In a note published earlier this week, Bank of America economists examined why fiscal stimulus is waning despite persistent large deficits.
The bank’s latest US Economic Weekly notes that the slowdown in private and public investment in the first quarter of 2024 signals that last year’s significant fiscal stimulus is now waning.
“We were not surprised by this development as we argued that the fiscal stimulus was likely to be broadly neutral this year,” economists said in a note.
A common question from clients is why fiscal policy does not continue to support economic growth given “unsustainable” deficits.
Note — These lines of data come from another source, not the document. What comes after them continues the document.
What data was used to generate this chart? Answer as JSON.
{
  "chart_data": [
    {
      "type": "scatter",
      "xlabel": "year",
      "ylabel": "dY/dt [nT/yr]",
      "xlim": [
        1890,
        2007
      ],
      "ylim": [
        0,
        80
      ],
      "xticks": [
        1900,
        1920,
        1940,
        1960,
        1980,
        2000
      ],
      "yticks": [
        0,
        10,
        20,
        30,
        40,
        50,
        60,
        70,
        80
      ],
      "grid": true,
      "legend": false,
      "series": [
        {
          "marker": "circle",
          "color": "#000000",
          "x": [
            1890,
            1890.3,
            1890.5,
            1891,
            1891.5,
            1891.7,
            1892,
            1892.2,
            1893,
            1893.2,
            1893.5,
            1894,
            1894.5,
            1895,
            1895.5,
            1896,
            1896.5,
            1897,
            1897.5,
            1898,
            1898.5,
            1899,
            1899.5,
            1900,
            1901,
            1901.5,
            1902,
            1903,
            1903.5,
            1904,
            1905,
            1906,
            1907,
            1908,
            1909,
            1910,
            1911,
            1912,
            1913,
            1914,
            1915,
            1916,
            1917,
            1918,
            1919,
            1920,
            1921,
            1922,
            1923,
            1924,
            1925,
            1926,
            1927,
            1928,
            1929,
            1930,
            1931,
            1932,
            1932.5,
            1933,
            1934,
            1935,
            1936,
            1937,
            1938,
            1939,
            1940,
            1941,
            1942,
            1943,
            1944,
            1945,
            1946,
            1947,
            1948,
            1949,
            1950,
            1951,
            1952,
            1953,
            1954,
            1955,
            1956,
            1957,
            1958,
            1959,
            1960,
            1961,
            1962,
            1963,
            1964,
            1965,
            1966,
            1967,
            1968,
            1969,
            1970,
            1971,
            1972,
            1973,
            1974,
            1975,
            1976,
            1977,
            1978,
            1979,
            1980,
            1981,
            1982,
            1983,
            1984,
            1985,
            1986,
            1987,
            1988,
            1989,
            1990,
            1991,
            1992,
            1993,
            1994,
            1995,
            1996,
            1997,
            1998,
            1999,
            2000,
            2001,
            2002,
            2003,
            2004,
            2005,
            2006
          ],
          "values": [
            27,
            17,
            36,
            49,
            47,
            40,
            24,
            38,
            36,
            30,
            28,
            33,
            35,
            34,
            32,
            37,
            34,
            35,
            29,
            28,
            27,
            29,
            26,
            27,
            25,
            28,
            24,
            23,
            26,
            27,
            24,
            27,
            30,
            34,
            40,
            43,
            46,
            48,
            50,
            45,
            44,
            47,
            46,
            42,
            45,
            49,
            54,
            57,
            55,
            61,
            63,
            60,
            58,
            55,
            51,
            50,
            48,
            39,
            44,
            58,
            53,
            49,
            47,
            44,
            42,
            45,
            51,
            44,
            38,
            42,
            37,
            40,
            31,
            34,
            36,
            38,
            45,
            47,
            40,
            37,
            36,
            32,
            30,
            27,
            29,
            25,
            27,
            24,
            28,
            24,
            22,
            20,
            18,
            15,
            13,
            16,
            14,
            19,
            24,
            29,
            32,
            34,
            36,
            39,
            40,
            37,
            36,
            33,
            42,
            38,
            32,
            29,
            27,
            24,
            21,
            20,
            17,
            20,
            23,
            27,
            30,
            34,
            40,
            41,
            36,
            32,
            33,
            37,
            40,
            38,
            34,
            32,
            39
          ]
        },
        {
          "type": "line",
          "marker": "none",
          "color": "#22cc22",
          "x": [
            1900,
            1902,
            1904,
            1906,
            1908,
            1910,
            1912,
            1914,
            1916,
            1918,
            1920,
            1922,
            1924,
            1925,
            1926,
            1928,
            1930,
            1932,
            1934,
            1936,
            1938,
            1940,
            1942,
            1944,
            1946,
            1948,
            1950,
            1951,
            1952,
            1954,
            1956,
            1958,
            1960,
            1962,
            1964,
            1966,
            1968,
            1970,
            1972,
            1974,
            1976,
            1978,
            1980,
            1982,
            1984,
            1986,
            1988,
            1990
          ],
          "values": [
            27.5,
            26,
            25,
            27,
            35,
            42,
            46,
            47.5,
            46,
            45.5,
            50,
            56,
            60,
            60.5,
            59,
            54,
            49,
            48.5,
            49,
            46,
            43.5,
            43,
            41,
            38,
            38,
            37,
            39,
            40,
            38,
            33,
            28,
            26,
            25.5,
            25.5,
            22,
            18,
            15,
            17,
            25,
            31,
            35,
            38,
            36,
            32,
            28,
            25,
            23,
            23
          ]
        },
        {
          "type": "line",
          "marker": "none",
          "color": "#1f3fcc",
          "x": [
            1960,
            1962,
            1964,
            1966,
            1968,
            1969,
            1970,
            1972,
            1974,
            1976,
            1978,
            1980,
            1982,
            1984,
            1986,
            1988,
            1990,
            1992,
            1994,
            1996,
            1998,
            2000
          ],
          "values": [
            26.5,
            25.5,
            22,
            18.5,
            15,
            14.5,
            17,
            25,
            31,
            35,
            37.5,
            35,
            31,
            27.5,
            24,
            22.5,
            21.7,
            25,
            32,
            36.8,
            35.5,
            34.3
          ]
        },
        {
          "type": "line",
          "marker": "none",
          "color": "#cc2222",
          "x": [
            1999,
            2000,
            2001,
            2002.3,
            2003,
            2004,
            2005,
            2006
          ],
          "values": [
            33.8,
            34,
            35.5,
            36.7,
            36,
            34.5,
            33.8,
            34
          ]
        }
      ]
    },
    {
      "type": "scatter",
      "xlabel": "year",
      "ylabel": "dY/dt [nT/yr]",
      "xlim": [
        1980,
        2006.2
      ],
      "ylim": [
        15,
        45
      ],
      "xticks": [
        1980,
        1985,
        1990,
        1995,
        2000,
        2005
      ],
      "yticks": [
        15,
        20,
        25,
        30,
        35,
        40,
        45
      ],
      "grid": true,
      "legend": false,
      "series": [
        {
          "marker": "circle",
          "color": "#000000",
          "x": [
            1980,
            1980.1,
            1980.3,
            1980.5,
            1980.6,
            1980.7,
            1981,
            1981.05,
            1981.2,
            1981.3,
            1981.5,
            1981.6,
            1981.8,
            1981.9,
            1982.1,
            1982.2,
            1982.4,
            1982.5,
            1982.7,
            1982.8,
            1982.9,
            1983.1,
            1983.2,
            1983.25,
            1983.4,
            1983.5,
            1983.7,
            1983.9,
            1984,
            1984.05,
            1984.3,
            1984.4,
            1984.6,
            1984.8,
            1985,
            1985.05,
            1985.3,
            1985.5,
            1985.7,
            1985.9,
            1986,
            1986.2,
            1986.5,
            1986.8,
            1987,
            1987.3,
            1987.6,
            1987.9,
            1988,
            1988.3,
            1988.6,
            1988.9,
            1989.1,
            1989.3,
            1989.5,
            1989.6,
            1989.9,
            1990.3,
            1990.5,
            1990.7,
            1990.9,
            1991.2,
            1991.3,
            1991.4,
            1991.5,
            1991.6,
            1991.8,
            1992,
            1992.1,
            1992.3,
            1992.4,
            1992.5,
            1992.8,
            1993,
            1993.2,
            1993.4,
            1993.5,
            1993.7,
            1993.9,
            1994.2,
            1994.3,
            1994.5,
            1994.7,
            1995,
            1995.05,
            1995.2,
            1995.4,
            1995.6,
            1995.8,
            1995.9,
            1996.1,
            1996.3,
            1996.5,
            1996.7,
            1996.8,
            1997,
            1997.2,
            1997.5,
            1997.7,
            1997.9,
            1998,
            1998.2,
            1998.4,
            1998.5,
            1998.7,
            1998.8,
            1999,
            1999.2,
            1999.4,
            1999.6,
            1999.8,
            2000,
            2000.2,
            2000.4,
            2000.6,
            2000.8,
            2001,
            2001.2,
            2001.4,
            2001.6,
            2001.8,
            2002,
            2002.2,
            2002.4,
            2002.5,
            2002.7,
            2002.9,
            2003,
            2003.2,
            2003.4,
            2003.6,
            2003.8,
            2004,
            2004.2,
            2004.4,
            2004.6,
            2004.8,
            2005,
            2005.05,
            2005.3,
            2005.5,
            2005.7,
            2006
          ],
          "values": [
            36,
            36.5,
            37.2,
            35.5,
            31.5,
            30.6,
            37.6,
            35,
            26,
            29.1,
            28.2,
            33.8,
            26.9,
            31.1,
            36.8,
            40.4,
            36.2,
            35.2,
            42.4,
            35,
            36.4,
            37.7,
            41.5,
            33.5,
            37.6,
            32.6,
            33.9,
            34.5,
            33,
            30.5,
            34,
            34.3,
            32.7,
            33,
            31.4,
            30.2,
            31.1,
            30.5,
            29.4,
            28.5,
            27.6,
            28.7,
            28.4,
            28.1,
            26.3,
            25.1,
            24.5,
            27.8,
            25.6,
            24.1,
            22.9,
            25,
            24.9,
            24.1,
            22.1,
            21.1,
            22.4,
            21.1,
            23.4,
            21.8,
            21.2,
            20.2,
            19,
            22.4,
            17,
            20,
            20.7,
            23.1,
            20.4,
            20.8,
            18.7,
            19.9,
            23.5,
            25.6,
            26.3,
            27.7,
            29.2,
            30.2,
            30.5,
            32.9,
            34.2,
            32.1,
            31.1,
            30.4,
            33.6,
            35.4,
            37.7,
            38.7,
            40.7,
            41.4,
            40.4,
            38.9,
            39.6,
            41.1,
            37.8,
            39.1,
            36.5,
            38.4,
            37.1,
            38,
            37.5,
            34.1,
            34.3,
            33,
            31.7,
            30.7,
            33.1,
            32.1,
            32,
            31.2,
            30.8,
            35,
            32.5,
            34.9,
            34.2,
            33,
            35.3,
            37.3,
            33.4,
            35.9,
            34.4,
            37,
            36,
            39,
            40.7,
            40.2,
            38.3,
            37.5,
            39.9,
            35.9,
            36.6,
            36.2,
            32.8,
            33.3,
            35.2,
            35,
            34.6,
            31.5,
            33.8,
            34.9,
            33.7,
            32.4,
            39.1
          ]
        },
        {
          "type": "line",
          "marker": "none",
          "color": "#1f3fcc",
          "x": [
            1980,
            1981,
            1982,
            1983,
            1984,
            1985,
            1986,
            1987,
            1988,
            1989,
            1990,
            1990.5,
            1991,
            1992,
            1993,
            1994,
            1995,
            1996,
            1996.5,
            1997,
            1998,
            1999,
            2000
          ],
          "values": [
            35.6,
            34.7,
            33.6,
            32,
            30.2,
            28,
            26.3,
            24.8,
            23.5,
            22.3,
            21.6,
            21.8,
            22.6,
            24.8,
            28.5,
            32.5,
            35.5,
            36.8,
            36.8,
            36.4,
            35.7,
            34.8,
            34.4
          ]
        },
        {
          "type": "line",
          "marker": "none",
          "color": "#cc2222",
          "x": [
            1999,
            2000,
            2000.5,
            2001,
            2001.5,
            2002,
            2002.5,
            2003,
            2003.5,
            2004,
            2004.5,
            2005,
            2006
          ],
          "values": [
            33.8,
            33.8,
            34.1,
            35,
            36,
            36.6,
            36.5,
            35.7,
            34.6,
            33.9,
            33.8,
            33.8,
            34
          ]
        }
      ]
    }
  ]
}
In efforts to address these concerns, BofA clarifies that “the level of GDP is related to the size of the deficit, but GDP growth is a function of the change in the deficit from the previous year. “
“We think the confusion arises because the deficit is widely believed to be a flow variable, but GDP is sometimes mistaken for a share, when in fact it is also a flow,” economists added.
They further explain that large deficits do not necessarily translate into sustained economic expansion. Typically, a substantial fiscal expansion results in a level shift in GDP. However, if the deficit remains stable or subsequently shrinks slightly, the impact of fiscal policy on GDP growth (the fiscal impulse) could shift from strongly positive to flat or even negative.
Citing comments from Fed Chair Powell, the current fiscal path may be “unsustainable,” but this does not mean fiscal policy will remain expansionary, the BofA team explained.
To illustrate this point, BofA points to the primary deficit ratio, which is currently eight-tenths below the same period a year ago, “suggesting that federal fiscal policy is holding back growth despite high deficit levels,” the bank said. said.